I need to transform it to the format below

|   A   |  C  |  D   |
|-------|-----|------|
|  ABC  |  1  |  1   |
|  ABC  |  2  |  4   |
|  XYZ  |  3  |  6   |
|  XYZ  |  9  |  11  |
|  XYZ  |  5  |  12  | 

To achieve this performed the transformations as suggested to the previous question.

val df1 = df0.select($"A", explode($"B")).toDF("A", "Bn")

val df2 = df1.withColumn("SeqNum", monotonically_increasing_id()).toDF("A", "Bn", "SeqNum") 

val df3 = df2.select($"A", explode($"Bn"), $"SeqNum").toDF("A", "B", "C", "SeqNum")

val df4 = df3.withColumn("dummy", concat( $"SeqNum", lit("||"), $"A"))

val df5 = df4.select($"dummy", $"B", $"C").groupBy("dummy").pivot("B").agg(first($"C")) 

val df6 = df5.withColumn("A", substring_index(col("dummy"), "||", -1)).drop("dummy")

Now I trying to save the result to a csv file in HDFS

df6.withWatermark("event_time", "0 seconds")
  .writeStream
  .trigger(Trigger.ProcessingTime("0 seconds"))
  .queryName("query_db")
  .format("parquet")
  .option("checkpointLocation", "/path/to/checkpoint")
  .option("path", "/path/to/output")
  //      .outputMode("complete")
  .start()

Now I get the below error.

Exception in thread "main" org.apache.spark.sql.AnalysisException: Append output mode not supported when there are streaming aggregations on streaming DataFrames/DataSets without watermark;; EventTimeWatermark event_time#223: timestamp, interval

My doubt is that I am not performing any aggregation that will require it store the aggregated value beyond the processing time for that row. Why do I get this error? Can I keep watermarking as 0 seconds?

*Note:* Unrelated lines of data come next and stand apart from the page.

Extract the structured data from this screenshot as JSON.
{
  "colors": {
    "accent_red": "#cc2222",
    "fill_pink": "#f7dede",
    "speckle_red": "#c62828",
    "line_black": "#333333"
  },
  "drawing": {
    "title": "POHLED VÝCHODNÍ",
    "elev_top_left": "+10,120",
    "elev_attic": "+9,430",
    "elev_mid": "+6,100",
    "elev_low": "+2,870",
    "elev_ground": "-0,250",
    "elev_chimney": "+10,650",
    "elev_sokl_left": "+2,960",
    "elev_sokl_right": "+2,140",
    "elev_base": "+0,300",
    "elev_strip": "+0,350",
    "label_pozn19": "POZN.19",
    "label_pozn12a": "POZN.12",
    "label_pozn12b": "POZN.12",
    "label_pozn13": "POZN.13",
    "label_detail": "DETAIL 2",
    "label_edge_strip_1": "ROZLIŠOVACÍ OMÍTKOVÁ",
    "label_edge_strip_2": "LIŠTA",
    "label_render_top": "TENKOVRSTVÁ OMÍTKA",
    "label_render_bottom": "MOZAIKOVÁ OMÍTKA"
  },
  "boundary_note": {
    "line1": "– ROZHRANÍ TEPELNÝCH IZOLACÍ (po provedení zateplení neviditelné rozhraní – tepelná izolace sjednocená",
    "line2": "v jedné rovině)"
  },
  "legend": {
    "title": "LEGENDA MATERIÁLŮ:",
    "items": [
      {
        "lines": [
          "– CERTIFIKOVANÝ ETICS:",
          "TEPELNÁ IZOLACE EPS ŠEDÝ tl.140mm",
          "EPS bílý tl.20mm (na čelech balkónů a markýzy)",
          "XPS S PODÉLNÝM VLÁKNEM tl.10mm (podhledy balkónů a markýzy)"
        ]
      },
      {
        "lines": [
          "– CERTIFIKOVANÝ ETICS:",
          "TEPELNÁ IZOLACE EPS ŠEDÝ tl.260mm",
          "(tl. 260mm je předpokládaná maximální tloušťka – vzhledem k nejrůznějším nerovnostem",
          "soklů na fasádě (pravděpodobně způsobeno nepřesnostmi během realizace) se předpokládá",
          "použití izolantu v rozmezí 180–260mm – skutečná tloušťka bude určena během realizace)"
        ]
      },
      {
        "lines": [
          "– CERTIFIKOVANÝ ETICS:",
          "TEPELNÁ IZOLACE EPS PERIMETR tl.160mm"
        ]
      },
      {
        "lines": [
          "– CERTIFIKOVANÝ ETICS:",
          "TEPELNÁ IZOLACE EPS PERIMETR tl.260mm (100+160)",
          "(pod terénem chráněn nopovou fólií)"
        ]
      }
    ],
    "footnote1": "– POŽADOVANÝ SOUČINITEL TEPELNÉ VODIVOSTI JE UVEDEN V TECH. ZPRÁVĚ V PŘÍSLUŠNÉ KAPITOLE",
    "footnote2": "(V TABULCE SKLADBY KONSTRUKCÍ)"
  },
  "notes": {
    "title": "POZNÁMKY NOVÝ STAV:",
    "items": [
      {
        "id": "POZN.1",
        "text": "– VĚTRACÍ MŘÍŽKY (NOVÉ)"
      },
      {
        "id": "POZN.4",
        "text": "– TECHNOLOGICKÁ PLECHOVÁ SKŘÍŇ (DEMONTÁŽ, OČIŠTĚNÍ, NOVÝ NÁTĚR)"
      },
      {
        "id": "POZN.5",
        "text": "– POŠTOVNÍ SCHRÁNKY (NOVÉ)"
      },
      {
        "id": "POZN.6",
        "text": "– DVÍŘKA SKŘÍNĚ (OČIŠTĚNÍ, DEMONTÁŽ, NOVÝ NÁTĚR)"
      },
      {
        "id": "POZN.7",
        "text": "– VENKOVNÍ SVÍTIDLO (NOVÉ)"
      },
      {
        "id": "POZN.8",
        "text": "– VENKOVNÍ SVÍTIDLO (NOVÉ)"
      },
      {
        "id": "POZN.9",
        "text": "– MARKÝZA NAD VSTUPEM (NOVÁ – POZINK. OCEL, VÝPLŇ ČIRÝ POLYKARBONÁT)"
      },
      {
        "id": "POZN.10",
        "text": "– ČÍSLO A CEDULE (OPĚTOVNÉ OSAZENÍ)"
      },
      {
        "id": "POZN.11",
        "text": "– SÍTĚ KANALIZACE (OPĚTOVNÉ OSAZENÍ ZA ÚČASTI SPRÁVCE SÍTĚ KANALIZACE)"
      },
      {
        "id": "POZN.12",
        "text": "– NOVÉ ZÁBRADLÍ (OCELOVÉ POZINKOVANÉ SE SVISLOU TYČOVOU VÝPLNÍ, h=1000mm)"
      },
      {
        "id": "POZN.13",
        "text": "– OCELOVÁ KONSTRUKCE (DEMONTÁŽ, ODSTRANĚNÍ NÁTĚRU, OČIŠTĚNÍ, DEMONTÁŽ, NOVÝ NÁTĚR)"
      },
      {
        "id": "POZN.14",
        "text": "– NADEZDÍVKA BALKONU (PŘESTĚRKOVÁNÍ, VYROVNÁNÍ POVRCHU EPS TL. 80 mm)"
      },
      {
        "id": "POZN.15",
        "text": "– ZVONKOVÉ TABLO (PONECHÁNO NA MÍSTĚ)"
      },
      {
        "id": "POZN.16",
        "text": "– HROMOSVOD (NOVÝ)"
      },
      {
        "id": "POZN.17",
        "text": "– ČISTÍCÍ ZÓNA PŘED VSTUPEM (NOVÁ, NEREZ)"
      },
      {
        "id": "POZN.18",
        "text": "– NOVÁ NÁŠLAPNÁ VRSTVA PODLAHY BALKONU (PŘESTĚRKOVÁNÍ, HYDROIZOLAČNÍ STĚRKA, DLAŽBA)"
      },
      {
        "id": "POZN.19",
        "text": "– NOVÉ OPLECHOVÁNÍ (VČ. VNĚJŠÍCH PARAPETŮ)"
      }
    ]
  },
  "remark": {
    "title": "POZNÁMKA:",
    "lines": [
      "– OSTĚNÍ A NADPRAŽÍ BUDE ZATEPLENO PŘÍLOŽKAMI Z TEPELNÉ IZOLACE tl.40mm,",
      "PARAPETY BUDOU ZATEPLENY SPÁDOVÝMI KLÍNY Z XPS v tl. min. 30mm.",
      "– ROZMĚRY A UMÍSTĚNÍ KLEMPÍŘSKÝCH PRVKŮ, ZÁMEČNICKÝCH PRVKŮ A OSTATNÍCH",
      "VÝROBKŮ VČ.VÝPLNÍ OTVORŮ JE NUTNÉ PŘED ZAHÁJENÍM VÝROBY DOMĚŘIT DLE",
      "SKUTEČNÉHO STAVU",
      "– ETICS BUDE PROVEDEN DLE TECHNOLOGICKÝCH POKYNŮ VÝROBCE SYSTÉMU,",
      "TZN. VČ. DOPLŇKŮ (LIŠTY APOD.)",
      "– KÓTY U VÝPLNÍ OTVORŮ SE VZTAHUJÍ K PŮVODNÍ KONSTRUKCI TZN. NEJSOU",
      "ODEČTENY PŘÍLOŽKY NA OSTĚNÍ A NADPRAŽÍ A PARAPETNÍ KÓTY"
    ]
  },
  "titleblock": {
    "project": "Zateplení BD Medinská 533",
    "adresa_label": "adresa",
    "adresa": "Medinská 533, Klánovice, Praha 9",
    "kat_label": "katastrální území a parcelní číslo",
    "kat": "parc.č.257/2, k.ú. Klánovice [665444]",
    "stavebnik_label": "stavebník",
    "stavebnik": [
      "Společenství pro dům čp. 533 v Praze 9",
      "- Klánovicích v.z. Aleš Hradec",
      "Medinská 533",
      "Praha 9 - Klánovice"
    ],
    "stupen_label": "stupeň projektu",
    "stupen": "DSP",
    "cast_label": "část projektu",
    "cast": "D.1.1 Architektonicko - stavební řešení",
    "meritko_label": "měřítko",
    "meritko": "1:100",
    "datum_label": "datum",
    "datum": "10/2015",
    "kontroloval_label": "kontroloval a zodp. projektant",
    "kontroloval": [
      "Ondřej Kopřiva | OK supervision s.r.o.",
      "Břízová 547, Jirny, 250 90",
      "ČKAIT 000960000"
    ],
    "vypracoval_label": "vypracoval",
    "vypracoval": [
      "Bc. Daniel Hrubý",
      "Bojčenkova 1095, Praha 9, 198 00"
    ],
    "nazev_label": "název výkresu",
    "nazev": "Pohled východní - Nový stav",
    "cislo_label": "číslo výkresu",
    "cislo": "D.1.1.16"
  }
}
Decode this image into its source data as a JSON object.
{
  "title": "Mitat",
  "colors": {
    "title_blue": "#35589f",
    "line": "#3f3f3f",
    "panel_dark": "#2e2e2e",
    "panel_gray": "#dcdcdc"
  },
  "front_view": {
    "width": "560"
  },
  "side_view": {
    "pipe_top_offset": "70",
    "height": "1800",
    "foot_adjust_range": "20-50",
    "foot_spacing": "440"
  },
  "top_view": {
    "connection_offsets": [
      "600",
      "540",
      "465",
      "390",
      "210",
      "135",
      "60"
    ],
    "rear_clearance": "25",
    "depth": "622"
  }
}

Any help on this will be deeply appreciated.

1

1 Answers

0
votes

As per my understanding, watermarking is required only when you are performing window operation on event time. Spark used watermarking to handle late data and for the same purpose Spark needs to save older aggregation.

The following link explains this very well with example: https://spark.apache.org/docs/latest/structured-streaming-programming-guide.html#handling-late-data-and-watermarking

I don't see any window operations in your transformation and if that is the case then I think you can try running the stream query without watermarking.